Он устроил целое представление из пристегивания ее ремнем безопасности. Если бы они были любовниками, это, возможно, не взволновало бы ее так сильно, она бы просто радовалась знакам его внимания. Но они не были любовниками, и его возня смутила ее, она даже, к собственному неудовольствию, обнаружила, что покраснела. А она-то думала, что давно забыла, как это бывает.

– И я советую тебе руль на время полностью доверить Маку, – посоветовал Люк. – Он знает, что делает.

Слова его содержали в себе подтекст, понятный лишь тем, кто был в курсе происходящего.

– Ты шовинист, Люк Девлин, – сказала она, выглянув из окна, когда Мак уже тронул машину с места. – Я не понимаю, как тебя терпит Физз.

Но когда они выехали на подъездную дорожку, Клаудия и не оборачиваясь знала, что Люк сейчас бережно обнимает жену. Она откинулась на спинку сиденья и подумала о том, что сестра ее, вероятно, счастливейшая женщина на свете.

Выехав из ворот усадьбы, Мак наконец расслабился и повернулся к Клаудии.

– Мне кажется, неплохо перед тем, как я отвезу вас в Лондон, навестить вашу квартирку.

Им обоим стало гораздо легче, когда исчезла необходимость притворяться и они оказались лицом к лицу с реальностью. Не важно, что эта реальность таила в себе опасность.

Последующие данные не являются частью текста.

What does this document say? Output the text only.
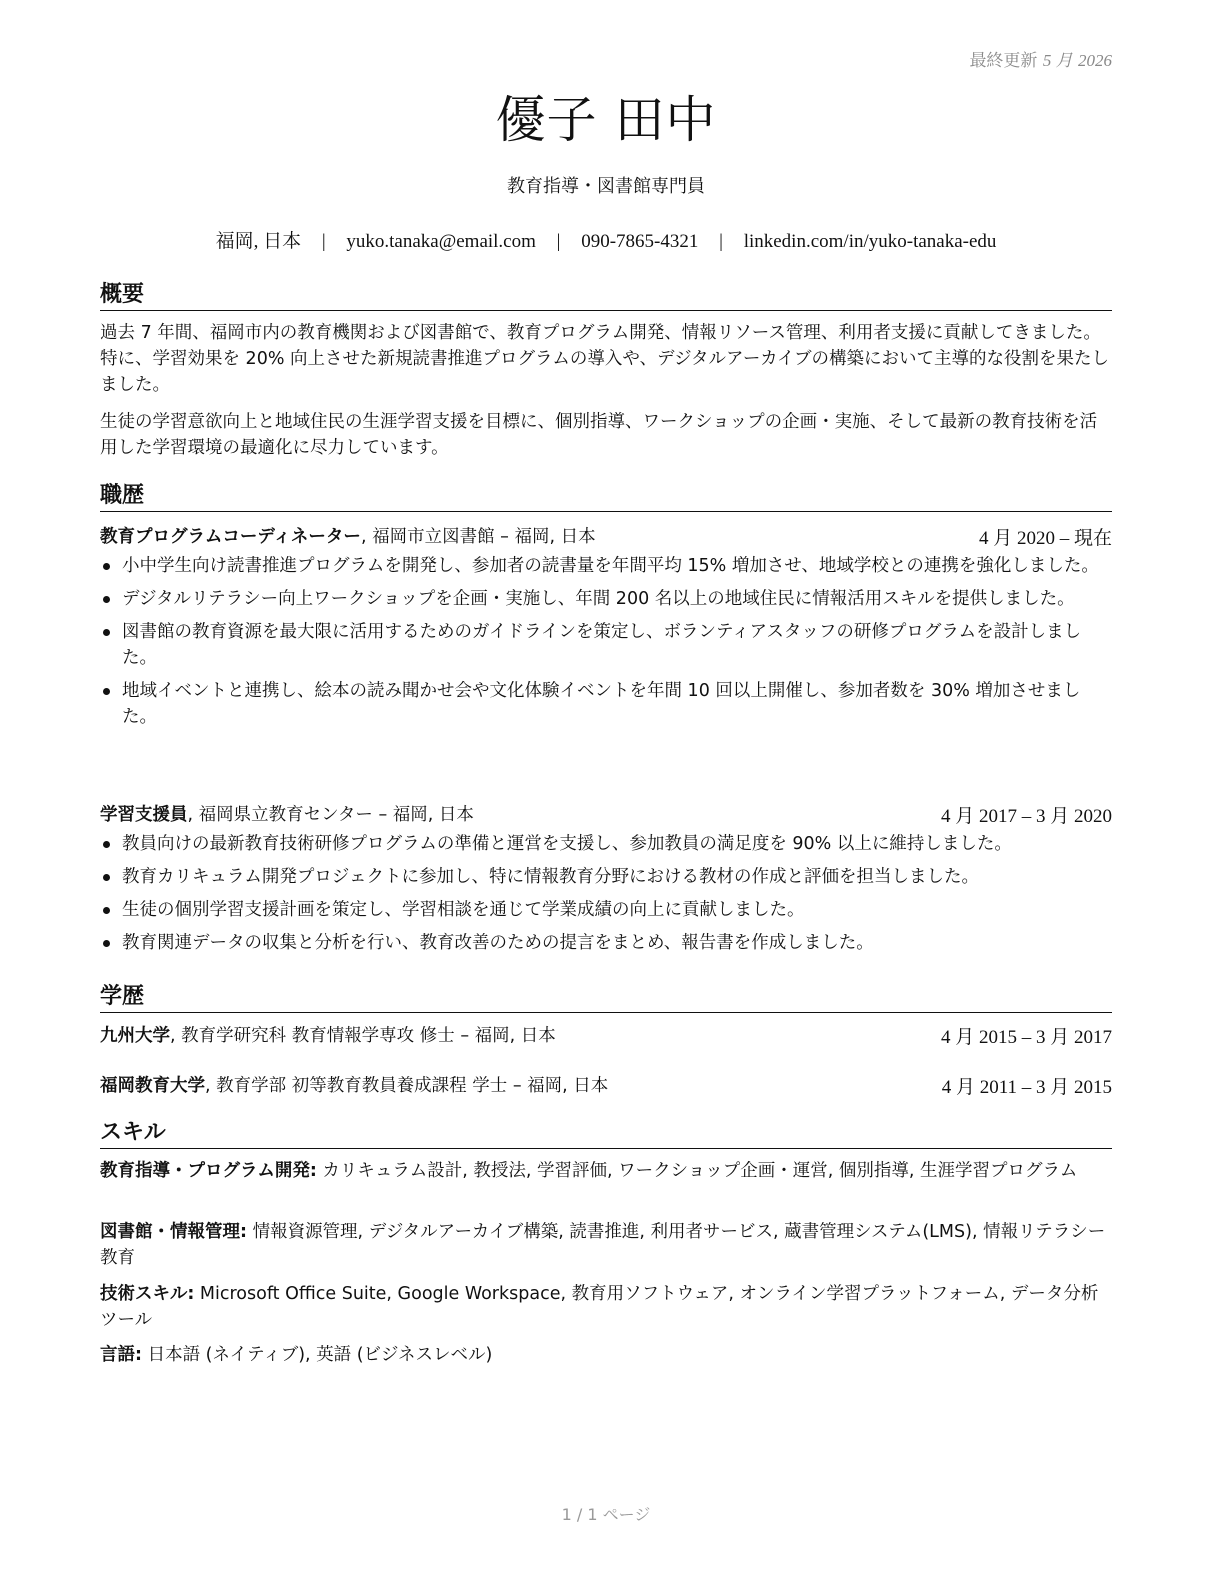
最終更新 5 月 2026
優子 田中
教育指導・図書館専門員
福岡, 日本 | yuko.tanaka@email.com | 090-7865-4321 | linkedin.com/in/yuko-tanaka-edu
概要
過去 7 年間、福岡市内の教育機関および図書館で、教育プログラム開発、情報リソース管理、利用者支援に貢献してきました。特に、学習効果を 20% 向上させた新規読書推進プログラムの導入や、デジタルアーカイブの構築において主導的な役割を果たしました。
生徒の学習意欲向上と地域住民の生涯学習支援を目標に、個別指導、ワークショップの企画・実施、そして最新の教育技術を活用した学習環境の最適化に尽力しています。
職歴
教育プログラムコーディネーター, 福岡市立図書館 – 福岡, 日本	4 月 2020 – 現在
小中学生向け読書推進プログラムを開発し、参加者の読書量を年間平均 15% 増加させ、地域学校との連携を強化しました。
デジタルリテラシー向上ワークショップを企画・実施し、年間 200 名以上の地域住民に情報活用スキルを提供しました。
図書館の教育資源を最大限に活用するためのガイドラインを策定し、ボランティアスタッフの研修プログラムを設計しました。
地域イベントと連携し、絵本の読み聞かせ会や文化体験イベントを年間 10 回以上開催し、参加者数を 30% 増加させました。
学習支援員, 福岡県立教育センター – 福岡, 日本	4 月 2017 – 3 月 2020
教員向けの最新教育技術研修プログラムの準備と運営を支援し、参加教員の満足度を 90% 以上に維持しました。
教育カリキュラム開発プロジェクトに参加し、特に情報教育分野における教材の作成と評価を担当しました。
生徒の個別学習支援計画を策定し、学習相談を通じて学業成績の向上に貢献しました。
教育関連データの収集と分析を行い、教育改善のための提言をまとめ、報告書を作成しました。
学歴
九州大学, 教育学研究科 教育情報学専攻 修士 – 福岡, 日本	4 月 2015 – 3 月 2017
福岡教育大学, 教育学部 初等教育教員養成課程 学士 – 福岡, 日本	4 月 2011 – 3 月 2015
スキル
教育指導・プログラム開発: カリキュラム設計, 教授法, 学習評価, ワークショップ企画・運営, 個別指導, 生涯学習プログラム
図書館・情報管理: 情報資源管理, デジタルアーカイブ構築, 読書推進, 利用者サービス, 蔵書管理システム(LMS), 情報リテラシー教育
技術スキル: Microsoft Office Suite, Google Workspace, 教育用ソフトウェア, オンライン学習プラットフォーム, データ分析ツール
言語: 日本語 (ネイティブ), 英語 (ビジネスレベル)
1 / 1 ページ
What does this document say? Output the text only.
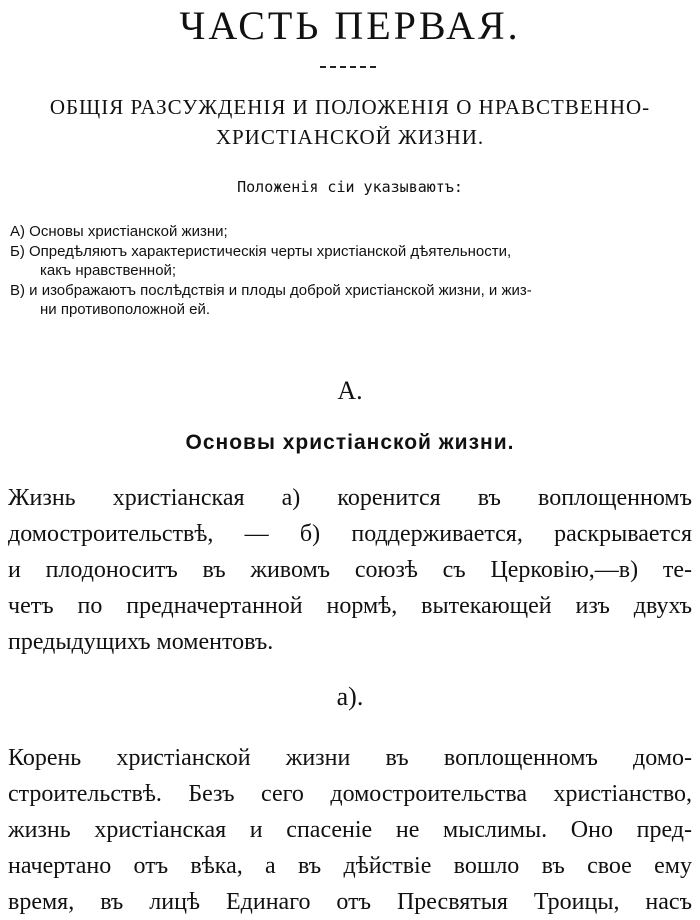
ЧАСТЬ ПЕРВАЯ.
ОБЩІЯ РАЗСУЖДЕНІЯ И ПОЛОЖЕНІЯ О НРАВСТВЕННО-
ХРИСТІАНСКОЙ ЖИЗНИ.
Положенія сіи указываютъ:
А) Основы христіанской жизни;
Б) Опредѣляютъ характеристическія черты христіанской дѣятельности,
какъ нравственной;
В) и изображаютъ послѣдствія и плоды доброй христіанской жизни, и жиз-
ни противоположной ей.
А.
Основы христіанской жизни.
Жизнь христіанская а) коренится въ воплощенномъ
домостроительствѣ, — б) поддерживается, раскрывается
и плодоноситъ въ живомъ союзѣ съ Церковію,—в) те-
четъ по предначертанной нормѣ, вытекающей изъ двухъ
предыдущихъ моментовъ.
а).
Корень христіанской жизни въ воплощенномъ домо-
строительствѣ. Безъ сего домостроительства христіанство,
жизнь христіанская и спасеніе не мыслимы. Оно пред-
начертано отъ вѣка, а въ дѣйствіе вошло въ свое ему
время, въ лицѣ Единаго отъ Пресвятыя Троицы, насъ
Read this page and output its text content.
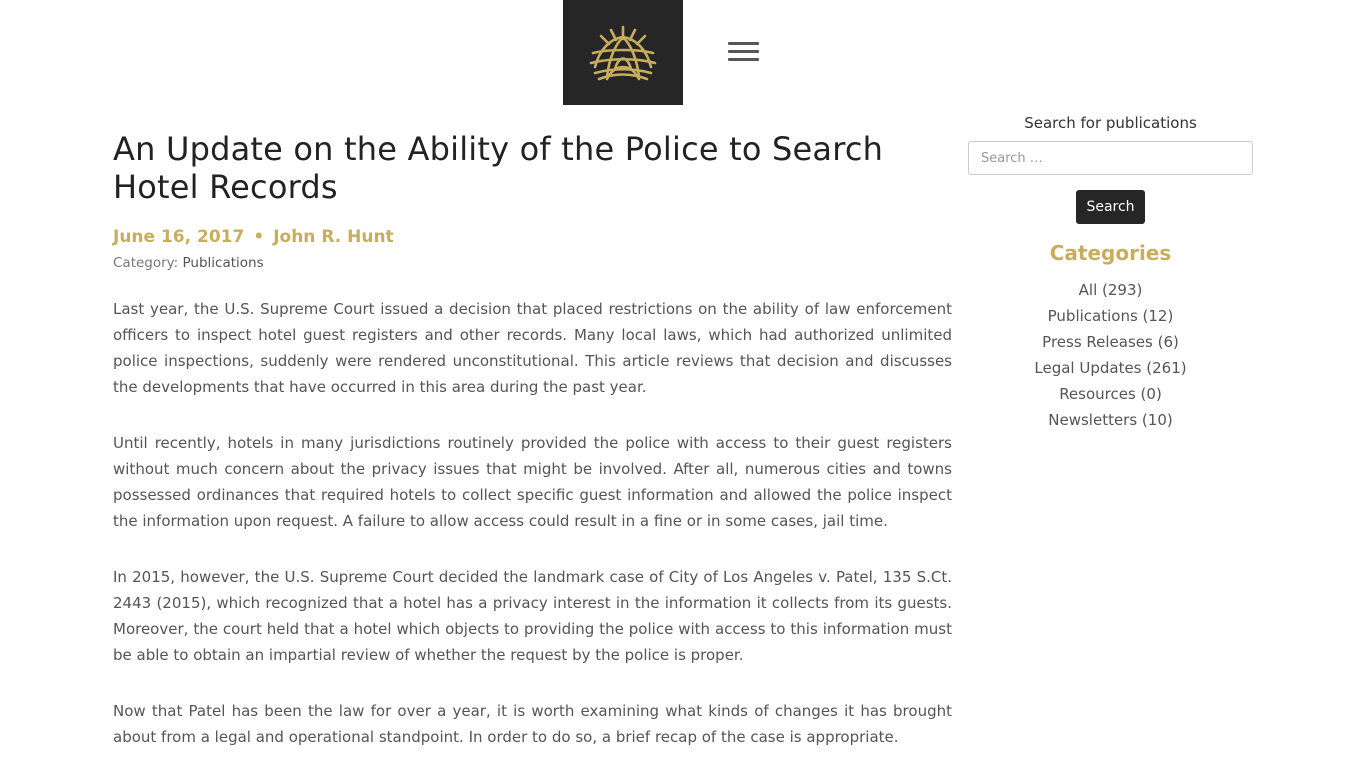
An Update on the Ability of the Police to Search Hotel Records
June 16, 2017 • John R. Hunt
Category: Publications

Last year, the U.S. Supreme Court issued a decision that placed restrictions on the ability of law enforcement officers to inspect hotel guest registers and other records. Many local laws, which had authorized unlimited police inspections, suddenly were rendered unconstitutional. This article reviews that decision and discusses the developments that have occurred in this area during the past year.

Until recently, hotels in many jurisdictions routinely provided the police with access to their guest registers without much concern about the privacy issues that might be involved. After all, numerous cities and towns possessed ordinances that required hotels to collect specific guest information and allowed the police inspect the information upon request. A failure to allow access could result in a fine or in some cases, jail time.

In 2015, however, the U.S. Supreme Court decided the landmark case of City of Los Angeles v. Patel, 135 S.Ct. 2443 (2015), which recognized that a hotel has a privacy interest in the information it collects from its guests. Moreover, the court held that a hotel which objects to providing the police with access to this information must be able to obtain an impartial review of whether the request by the police is proper.

Now that Patel has been the law for over a year, it is worth examining what kinds of changes it has brought about from a legal and operational standpoint. In order to do so, a brief recap of the case is appropriate.

Search for publications
Search … Search
Categories
All (293)
Publications (12)
Press Releases (6)
Legal Updates (261)
Resources (0)
Newsletters (10)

– Вы думаете, мой корреспондент может навестить нас и там?

– Не исключено. Особенно если ему больше нечем занять себя в воскресенье.

Но дом был спокоен, мирен, ничем не встревожен. Там не оказалось неприятных сюрпризов.

– Кем бы он ни был, вы вполне уже могли убедиться, что этот человек знает о вас достаточно много, – сказал Мак, когда они заперли квартиру и вернулись в машину. – Скажите, а в театре кто-нибудь, кроме вашей сестры, знал, куда вы поехали?

Клаудия отрицательно покачала головой. А когда Мак многозначительно посмотрел на нее, испуганно воскликнула:

– Нет, только не Мелани. Ох, ради всего святого! Только не Мелани!

Выражение его лица не изменилось, но настаивать на этой версии он не стал, а продолжил свои размышления вслух.

– Кто-то вполне мог подслушать, как вы говорили с ней или звонили Физз, чтобы сообщить о приезде.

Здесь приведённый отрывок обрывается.